Por Diego Maia, especialista em vendas e palestrante
No meu livro “O Corretor de Seguros e a Nova Forma de Vender” (2023), publicado com revisão técnica da Escola de Negócios e Seguros (ENS), defendo que o mercado de corretagem atravessa uma “metamorfose” irreversível. A convergência entre mudanças tecnológicas, comportamentais e regulatórias redefiniu o modus operandi do nosso setor. Nesse contexto, a Inteligência Artificial (IA) deixa de ser um acessório para se tornar a espinha dorsal de um processo de vendas atualizado.
Para o corretor que busca excelência, a densidade do uso da IA deve focar em três pilares estratégicos: análise técnica, inteligência preditiva e humanização escalável.
1. Consultoria técnica e a desconstrução do “segurês”

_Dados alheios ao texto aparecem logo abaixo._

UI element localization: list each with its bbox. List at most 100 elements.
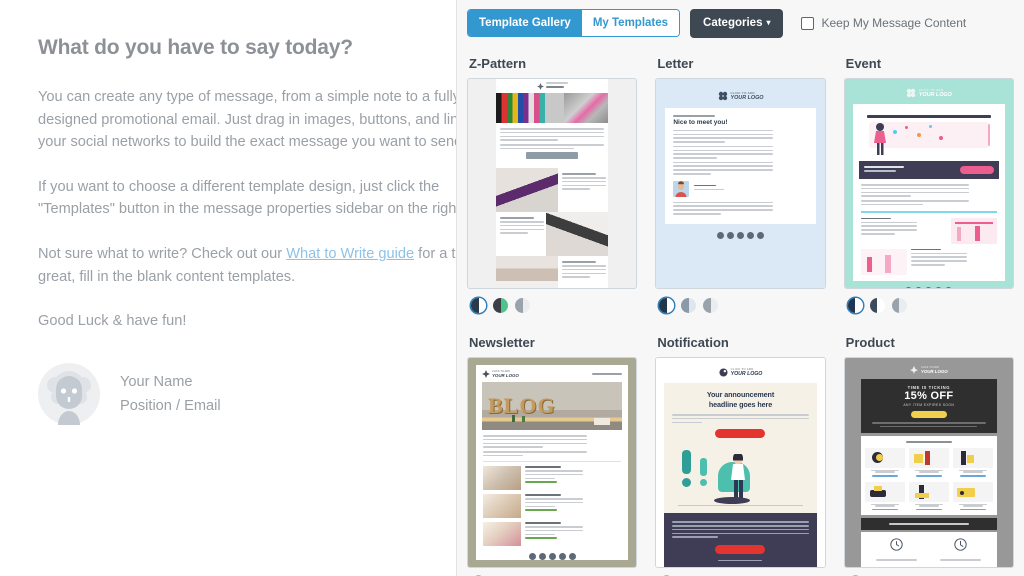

Historicamente, o corretor detinha o monopólio da informação. Hoje, o cliente acessa dados em cliques, mas carece de síntese. A “Nova Forma de Vender” exige que o profissional utilize a IA como uma poderosa analista de produtos.
O corretor de alta performance deve carregar PDFs de condições gerais, contratos e materiais de divulgação em ferramentas de IA para:
- Identificar gaps de cobertura: Localizar exclusões críticas e “pontos cegos” em apólices complexas de forma instantânea.
- Tradução de proposta de valor: Converter jargões técnicos em argumentos de venda que ressoem com a dor específica do cliente, eliminando o ruído na comunicação.
2. O funil de vendas inteligente e a venda cruzada
A IA permite que o funil de vendas — da conscientização à pós-venda — deixe de ser linear para se tornar dinâmico. No livro, afirmo que “não existe produto que não venda, existe produto que não é oferecido”.
A tecnologia aplicada ao CRM eleva o cross-selling e o up-selling a um nível de precisão cirúrgica:
- Análise de dados conectados: Com a estimativa de 1 trilhão de dispositivos conectados em breve, a IA pode processar o comportamento do segurado em tempo real (como no modelo pay-as-you-go) para sugerir o momento exato de ofertar um novo risco.
- Previsão de necessidades: Identificar padrões em clientes similares para antecipar demandas de seguros de Responsabilidade Civil ou Riscos Cibernéticos, nichos em franca expansão.
3. Esforço controlado e humanidade aumentada
Uma das teses centrais da “Mentalidade de Vendas” é que a única variável que o corretor controla é o seu próprio esforço. A IA é a ferramenta que otimiza esse esforço, eliminando a tarefa braçal e administrativa.
Entretanto, a densidade tecnológica deve servir para amplificar o lado humano, não para substituí-lo. Enquanto a IA processa o Big Data, o corretor exerce a empatia e a escuta ativa, competências fundamentais para construir a lealdade contínua que uma máquina jamais replicará.
Resultado da metamorfose? O corretor de seguros omnichannel
Para prosperar, o profissional deve ser omnichannel: estar presente onde o cliente está, mas com uma autoridade técnica refinada por ferramentas digitais. A Inteligência Artificial é o motor de alta cilindrada; o corretor continua sendo o piloto que decide o destino e estabelece a confiança.
Como provoco em minha obra: a IA não substituirá o corretor, mas o corretor que utiliza IA substituirá aquele que se mantém analógico em um mundo exponencial.
Não esqueça: onde tem venda, tem vida.